Tout à coup la porte s’ouvre et là elle est. Maquillé, fraîchement brossé et un sourire sur les lèvres.
Ok… j’étais peut-être paranoïaque mais sacrement vigilante.
November 10th, 2005 by Anitale
Arrivé à Capri on se demande pourquoi on est venu. C’est ça alors, l’îlot paradisiaque ??? Je vois des japonaises avec leurs grands sacs en papier Louis Vuitton. Donc même à Capri elles n’échappent pas à la consommation de ces sacs en toile Monogram (comme c’est si bien décrit sur le site Louis Vuitton) avec (Attention !!!) les bandoulières en cuir. Oui, faut quand même le dire, le sac contient 3% de cuir.
Donc frustré par cette Vision qu’on doit passer la journée à DisneyLand on s’installe dans le prochain resto qui semble abordable. Le serveur nous ne dit même pas bonjour et nous presse de commander tout de suite, car la cuisine ferme maintenant. Okay chef, à ton ordre !
Une bouteille d’eau, des Gnocchi napolitaine pour moi et des pâtes tout con pour Jo et BAHHHM, l’addition : 50 Euro. WAHHHH, la panique ! Comment ça ? Ahhhh oui bien sûr, j’avais pas vu qu’il faut payer 5 Euro par personne pour avoir le droit d’utiliser la fourchette pour mes Gnocchi. La bouteille d’eau à son prix aussi la bouffe laisse tomber… je cuisine vraiment mieux.
Bon bah, okay, l’arnaque total avec un serveur plus que désagréable. Décevant. C’est décidé, je déteste Capri.
Maintenant peut juste une petite promenade sauver l’affaire. Nous éloignons de la petite ville de plus en plus loin et finalement nous arrivons à l’Arco Naturale. Et oui, c’est impressionnant. C’est beau, c’est magnifique et c’est surtout cet Arco Naturale qui m’a fait changer l’avis. Capri à un coté non touristique, non pavé, sans Louis Vuitton d’une beauté sauvage et splendide. Ce coté me ressource et rend heureuse.
November 9th, 2005 by Anitale
Mon sac à dos et moi avons finalement merveilleusement bien voyagé.
Et comme souvent un voyage commence assez léger et fini bien lourd. A Naples il pesait même pas 15 Kilo et à Pise il pesait 20 Kilo. Et je ne sais pas pourquoi. Sûrement pas à cause de deux paquets de pâtes.
Naples est donc une ville remplit de surprises.
Les habitants sont étonnamment chaleureux et ne te laissent pas passer sans que tu aies prise une photo d’eux ou de leurs lieux de travail. Je crois que Jo a une sacré collection photo d’un salon de coiffure.

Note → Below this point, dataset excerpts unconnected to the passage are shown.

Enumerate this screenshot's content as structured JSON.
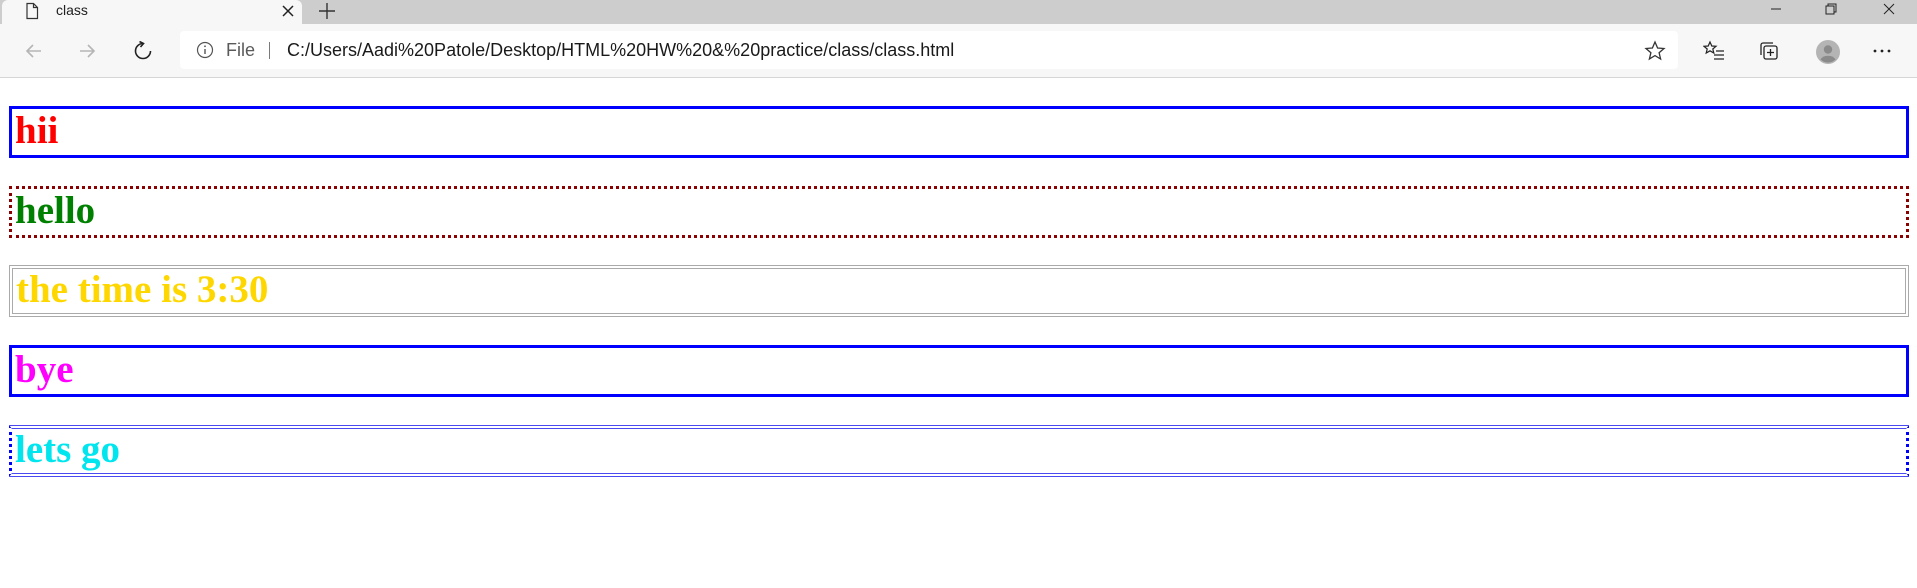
{
  "tab": {
    "title": "class",
    "icon": "document-icon"
  },
  "window_controls": [
    "minimize-icon",
    "restore-icon",
    "close-icon"
  ],
  "toolbar": {
    "back_icon": "back-arrow-icon",
    "forward_icon": "forward-arrow-icon",
    "refresh_icon": "refresh-icon",
    "address": {
      "scheme_label": "File",
      "url": "C:/Users/Aadi%20Patole/Desktop/HTML%20HW%20&%20practice/class/class.html"
    },
    "right_icons": [
      "favorite-star-icon",
      "favorites-list-icon",
      "collections-icon",
      "profile-avatar-icon",
      "more-icon"
    ]
  },
  "page": {
    "boxes": [
      {
        "text": "hii",
        "color": "#ff0000"
      },
      {
        "text": "hello",
        "color": "#008000"
      },
      {
        "text": "the time is 3:30",
        "color": "#ffd700"
      },
      {
        "text": "bye",
        "color": "#ff00ff"
      },
      {
        "text": "lets go",
        "color": "#00e5ee"
      }
    ]
  },
  "colors": {
    "tabstrip": "#cdcdcd",
    "toolbar": "#f7f7f7",
    "border_blue": "#0000ff",
    "border_darkred": "#8b0000",
    "border_gray": "#aaaaaa"
  }
}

Ils voulaient pas nous laisser partir…. !
Les petites ruelles sont tellement étroites qu’on doit se presser contre le mur quand une voiture passe. Bah oui, les voitures passent. Les Napolitains insistent et forcent. Bien qu’un Parisien est déjà un bon jongleur mais ici il voudrait hésiter et un Allemand aurait capitulé.
Un Napolitain sèche tout -mais vraiment tout- à son balcon, à sa fenêtre sur un fil tendu entre deux bâtiments. Et je suis sûr que ça sèche bien, mais qu’est-ce que ça doit sentir les échappements. J’avais par moment des difficultés de respirer tellement les scooters et petites voitures polluent. Je ne crois pas qu’ils savent ce que c’est un catalyseur. Un jour j’étais dans un internet café, la porte grande ouverte et les scooters passaient un après l’autre…. je croyais je suis garé dans un garage.

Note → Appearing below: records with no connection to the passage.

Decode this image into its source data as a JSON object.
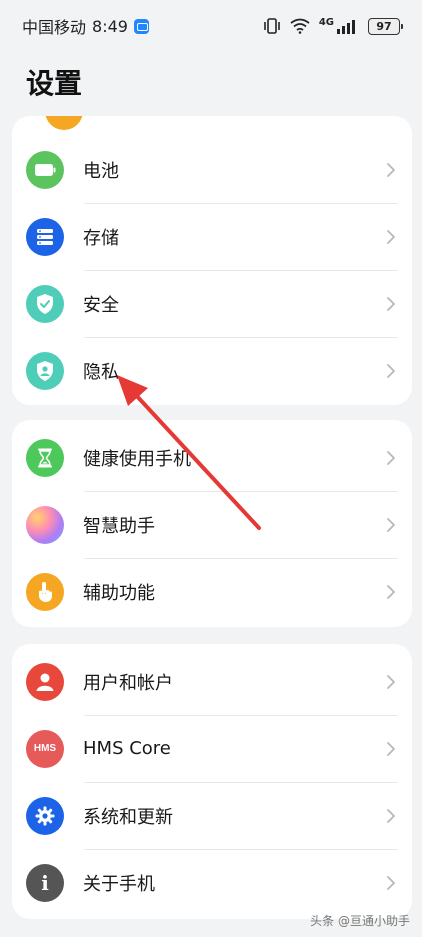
{
  "status_bar": {
    "carrier": "中国移动",
    "time": "8:49",
    "network_label": "4G",
    "battery": "97"
  },
  "page": {
    "title": "设置"
  },
  "groups": [
    {
      "items": [
        {
          "label": "电池",
          "icon": "battery-icon",
          "color": "#5cc45f"
        },
        {
          "label": "存储",
          "icon": "storage-icon",
          "color": "#1d63e8"
        },
        {
          "label": "安全",
          "icon": "shield-check-icon",
          "color": "#4ecdb9"
        },
        {
          "label": "隐私",
          "icon": "privacy-icon",
          "color": "#4ecdb9"
        }
      ]
    },
    {
      "items": [
        {
          "label": "健康使用手机",
          "icon": "hourglass-icon",
          "color": "#4cc95a"
        },
        {
          "label": "智慧助手",
          "icon": "smart-assistant-icon",
          "color": "#c98ff0"
        },
        {
          "label": "辅助功能",
          "icon": "hand-icon",
          "color": "#f5a623"
        }
      ]
    },
    {
      "items": [
        {
          "label": "用户和帐户",
          "icon": "user-icon",
          "color": "#e8483b"
        },
        {
          "label": "HMS Core",
          "icon": "hms-icon",
          "color": "#e65a5a",
          "icon_text": "HMS"
        },
        {
          "label": "系统和更新",
          "icon": "gear-icon",
          "color": "#1d63e8"
        },
        {
          "label": "关于手机",
          "icon": "info-icon",
          "color": "#555555",
          "icon_text": "i"
        }
      ]
    }
  ],
  "watermark": "头条 @亘通小助手",
  "colors": {
    "annotation_arrow": "#e53935",
    "background": "#f1f3f5"
  }
}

Mais quand on se promène dans les ruelles et met son nez dans les petits ateliers remplis de machines qui datent du 19ème siècle on plonge dans un autre monde. Des artisans fiers de travailler depuis des générations avec les même moyens que leurs ancêtres. Un artisan nous a chaleureusement invité de découvrir sa machine d’impression qui date de 1857. C’est impressionnant. Et encore aujourd’hui il imprime des cartes des visites sur cette machine. Nous l’avons pu constater avec nos propres yeux. Un petit vieillard imprime une carte après l’autre avec cet appareil. Avec soin et un petit sourire sur les lèvres. Oui c’est possible !
Notre hostel (Hostel of the Sun) était super. Propre et également drôlement accueillant. Luca et Carla ont à notre arrivée directement trouvé un surnom pour Jo : Monsieur Chevaux (ils voulaient dire Monsieur ChevEux mais c’était impossible de leurs faire prononcer correctement). Donc Monsieur Chevaux et moi étaient bien accueillit et ont reçu une douzaine de pièce de 5 cents pour payer nos trajets du rez-de-chaussée au 7ème étage. Oui l’ascenseur ne marche pas si on ne le nourrit pas avec des pièces de 5 cents sauf la nuit et les jours fériés.
Si un jour vous allez à Napoli, allez à Hostel of the Sun.